Surgery: Waiting Lists

(asked on 21st January 2026) - View Source

Question to the Department of Health and Social Care:

To ask the Secretary of State for Health and Social Care, what steps he is taking to reduce elective care waiting times for (a) joint replacement surgery and (b) other surgeries.


Answered by
Karin Smyth Portrait
Karin Smyth
Minister of State (Department of Health and Social Care)
This question was answered on 28th January 2026

Reducing elective waiting times across all specialties is a key part of the Government’s Health Mission, and this includes waiting times for trauma and orthopaedics. We exceeded our pledge to deliver an extra two million appointments, tests, and operations in our first year of Government, delivering 5.2 million additional appointments between July 2024 and June 2025. This marked a vital First Step to delivering on our commitment to return to the National Health Service constitutional standard that 92% of patients wait no longer than 18 weeks from referral to consultant-led treatment by March 2029.

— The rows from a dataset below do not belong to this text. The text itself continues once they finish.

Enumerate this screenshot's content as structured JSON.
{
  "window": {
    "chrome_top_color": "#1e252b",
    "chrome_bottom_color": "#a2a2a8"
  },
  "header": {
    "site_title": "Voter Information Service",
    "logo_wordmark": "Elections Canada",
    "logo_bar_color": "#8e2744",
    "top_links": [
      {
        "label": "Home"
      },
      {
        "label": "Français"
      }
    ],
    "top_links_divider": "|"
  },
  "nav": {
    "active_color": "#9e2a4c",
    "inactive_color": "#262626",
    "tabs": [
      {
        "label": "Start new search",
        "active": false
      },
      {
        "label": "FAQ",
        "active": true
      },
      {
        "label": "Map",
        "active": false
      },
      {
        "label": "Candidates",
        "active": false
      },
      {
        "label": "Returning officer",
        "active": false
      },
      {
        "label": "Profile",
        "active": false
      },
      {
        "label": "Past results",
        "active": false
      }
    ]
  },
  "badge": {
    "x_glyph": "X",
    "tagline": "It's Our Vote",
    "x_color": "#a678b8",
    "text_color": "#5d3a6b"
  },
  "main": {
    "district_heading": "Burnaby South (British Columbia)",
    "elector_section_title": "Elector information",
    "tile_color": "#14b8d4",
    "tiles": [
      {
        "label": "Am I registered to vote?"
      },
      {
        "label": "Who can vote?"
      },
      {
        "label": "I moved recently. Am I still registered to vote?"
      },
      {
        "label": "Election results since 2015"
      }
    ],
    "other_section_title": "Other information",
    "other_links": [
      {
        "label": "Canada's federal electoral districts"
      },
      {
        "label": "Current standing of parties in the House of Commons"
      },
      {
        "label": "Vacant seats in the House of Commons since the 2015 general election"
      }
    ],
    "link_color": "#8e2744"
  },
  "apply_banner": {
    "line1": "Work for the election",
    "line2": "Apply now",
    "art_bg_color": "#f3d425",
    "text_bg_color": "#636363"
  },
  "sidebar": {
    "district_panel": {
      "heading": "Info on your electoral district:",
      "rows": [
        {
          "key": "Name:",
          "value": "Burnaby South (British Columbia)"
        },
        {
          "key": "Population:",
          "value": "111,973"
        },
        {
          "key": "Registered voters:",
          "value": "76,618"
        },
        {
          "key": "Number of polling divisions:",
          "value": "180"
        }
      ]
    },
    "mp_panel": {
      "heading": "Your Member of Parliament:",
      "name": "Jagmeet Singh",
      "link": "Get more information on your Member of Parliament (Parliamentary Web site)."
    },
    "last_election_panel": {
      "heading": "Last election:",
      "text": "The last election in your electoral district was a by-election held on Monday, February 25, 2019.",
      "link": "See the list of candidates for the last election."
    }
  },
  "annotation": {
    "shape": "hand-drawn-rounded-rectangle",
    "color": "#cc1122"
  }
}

As of the end of November 2025, the number of trauma and orthopaedic pathways within 18 weeks stood at 59.2%, an improvement of 3.1% since the start of July 2024.

However, we know there is more to do, and have confirmed over £6 billion of additional capital investment to expand capacity across diagnostics, electives, and urgent care. This includes increasing the number of surgical hubs, which provide protected surgical capacity across elective specialities, including trauma and orthopaedics.

By separating elective services from urgent and emergency care, hubs improve patient outcomes and reduce hospital pressures. Almost three quarters of the 124 operational elective surgical hubs in England currently provide trauma and orthopaedics services.